Under the Devil’s Thumb

Devilsthumbpass

We're just back from a three-day backpacking trip through the Rockies, and I'm still nursing my aching legs. I hadn't done any backpacking since our trip to Scotland, so hiking with full packs was a shock to my system (especially without a support network of pubs to retire to every evening). Our plan was to start at Hessie trailhead near Eldora, camp by Devil's Thumb Lake the first night, then head along the divide to Middle Boulder for the second, hiking back down King Lake trail on the last day back to the truck. Do you see the ice wall in the photo? That blew our plan apart.

The first thing to watch out for if you're thinking of exploring the wilderness from Hessie trailhead is the parking. There's a first parking area that only has space for a dozen cars, and while there's room along the road for more, there's signs warning they'll be towed. We were lucky and found a space someone had just left, but as we hiked in we discovered ample parking if you have a four-wheel vehicle that can make it through a long stream ford. We made it to our first camp without a hitch, and the setting was beautiful, next to a lake, amongst scattered pine trees sitting under the Devil's Thumb mountain. That night the wind was continuous and strong, even sheltered behind a stand of trees.

In the morning we set out to complete the final thousand feet of climbing to Devil's Thumb Pass on the Divide. The trail was steep and a bit treacherous towards the end, but we were a stones-throw from the top when we hit the ice. At first we explored clambering over, but the surface was too slick. Next we scrambled over the scree to work our way it. After slipping out of my pack I was able to make it around, and halfway along the top, but had to admit defeat. With our 30 pound rucksacks, a 500 foot drop and the strong winds it was just beyond our abilities to manage safely. We chatted with another pair of hikers as we dropped back to eat our lunch, and were within earshot as they planned their attack. It took them about 30 minutes, but they managed to work their way around, and later on we met another group who'd tackled it a couple of years ago who took the same route. We're still pretty frustrated we couldn't manage it ourselves, we were so close to making the divide, so we're already planning another attempt.

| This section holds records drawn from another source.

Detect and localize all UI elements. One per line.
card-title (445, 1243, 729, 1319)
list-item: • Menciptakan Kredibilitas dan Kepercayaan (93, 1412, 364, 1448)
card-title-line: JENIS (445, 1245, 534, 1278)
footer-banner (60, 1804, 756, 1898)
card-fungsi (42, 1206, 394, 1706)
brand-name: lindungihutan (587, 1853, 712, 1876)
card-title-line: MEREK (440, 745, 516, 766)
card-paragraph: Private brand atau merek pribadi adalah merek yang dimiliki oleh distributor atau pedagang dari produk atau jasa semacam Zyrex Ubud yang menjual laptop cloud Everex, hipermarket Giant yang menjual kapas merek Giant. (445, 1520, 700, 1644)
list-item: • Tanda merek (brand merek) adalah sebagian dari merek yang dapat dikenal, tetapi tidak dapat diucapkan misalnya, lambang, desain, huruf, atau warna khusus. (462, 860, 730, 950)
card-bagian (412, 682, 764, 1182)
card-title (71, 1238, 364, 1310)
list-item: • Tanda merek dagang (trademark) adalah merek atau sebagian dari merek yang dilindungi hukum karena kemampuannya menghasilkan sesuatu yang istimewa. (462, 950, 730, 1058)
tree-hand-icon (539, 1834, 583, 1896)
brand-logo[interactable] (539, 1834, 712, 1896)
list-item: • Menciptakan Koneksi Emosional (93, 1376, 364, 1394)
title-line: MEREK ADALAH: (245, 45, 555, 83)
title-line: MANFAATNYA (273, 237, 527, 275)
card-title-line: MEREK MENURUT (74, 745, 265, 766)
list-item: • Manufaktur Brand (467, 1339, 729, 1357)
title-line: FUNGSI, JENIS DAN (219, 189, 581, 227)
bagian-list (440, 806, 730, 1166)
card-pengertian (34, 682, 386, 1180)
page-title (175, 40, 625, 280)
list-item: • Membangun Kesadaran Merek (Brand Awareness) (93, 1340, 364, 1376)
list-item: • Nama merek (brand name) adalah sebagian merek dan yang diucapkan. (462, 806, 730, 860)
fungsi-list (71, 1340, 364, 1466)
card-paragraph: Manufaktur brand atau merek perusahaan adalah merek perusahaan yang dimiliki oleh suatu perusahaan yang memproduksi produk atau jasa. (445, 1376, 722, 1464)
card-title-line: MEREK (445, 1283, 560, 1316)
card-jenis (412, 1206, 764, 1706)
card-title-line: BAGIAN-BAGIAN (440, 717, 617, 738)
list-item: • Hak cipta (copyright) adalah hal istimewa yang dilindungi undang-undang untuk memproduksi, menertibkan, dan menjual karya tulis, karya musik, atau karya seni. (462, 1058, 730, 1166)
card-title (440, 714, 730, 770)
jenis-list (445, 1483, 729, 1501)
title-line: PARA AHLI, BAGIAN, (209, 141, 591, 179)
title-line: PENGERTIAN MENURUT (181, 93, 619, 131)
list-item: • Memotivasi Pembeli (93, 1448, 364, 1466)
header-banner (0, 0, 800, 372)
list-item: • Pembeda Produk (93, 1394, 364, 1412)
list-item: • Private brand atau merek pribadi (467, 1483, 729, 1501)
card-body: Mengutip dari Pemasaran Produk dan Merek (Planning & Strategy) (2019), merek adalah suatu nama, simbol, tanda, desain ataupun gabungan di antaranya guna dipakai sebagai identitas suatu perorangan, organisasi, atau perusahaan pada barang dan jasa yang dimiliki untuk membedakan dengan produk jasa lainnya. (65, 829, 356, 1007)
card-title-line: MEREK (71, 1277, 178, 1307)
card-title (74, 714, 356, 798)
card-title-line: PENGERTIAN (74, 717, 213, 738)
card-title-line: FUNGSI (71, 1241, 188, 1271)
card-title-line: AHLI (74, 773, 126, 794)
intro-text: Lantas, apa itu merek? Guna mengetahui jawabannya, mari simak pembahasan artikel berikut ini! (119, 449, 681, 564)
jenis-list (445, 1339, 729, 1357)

Feeling pretty dejected, we headed back down the trail almost back to the trailhead, and then cut up Kings Lake trail to camp that night.

Kingslake
It was hard to stay downhearted in somewhere so beautiful, and on our final day we had an amazing series of views as we climbed up to the divide along Kings Lake trail, the route we would have been taking back had everything gone to plan. Near the top we took a spur trail to Betty and Bob lakes, just below the Continental Divide at about 12,000 feet:

Bettylake 

We actually ended up working quite a bit harder than we would have doing the loop, hiking up and down to the Divide twice rather than cutting along it on the High Lonesome trail, but it was worth it to experience the world up there. Even in mid-August the winter seems close, with the flowers blooming like it's just turned spring and the most amazing mushrooms sprouting from the damp ground. We were lucky enough to have clear weather so we could see way out onto the plains, and deep into the Rockies. Despite our aching legs after the hike down, it left us wanting to return.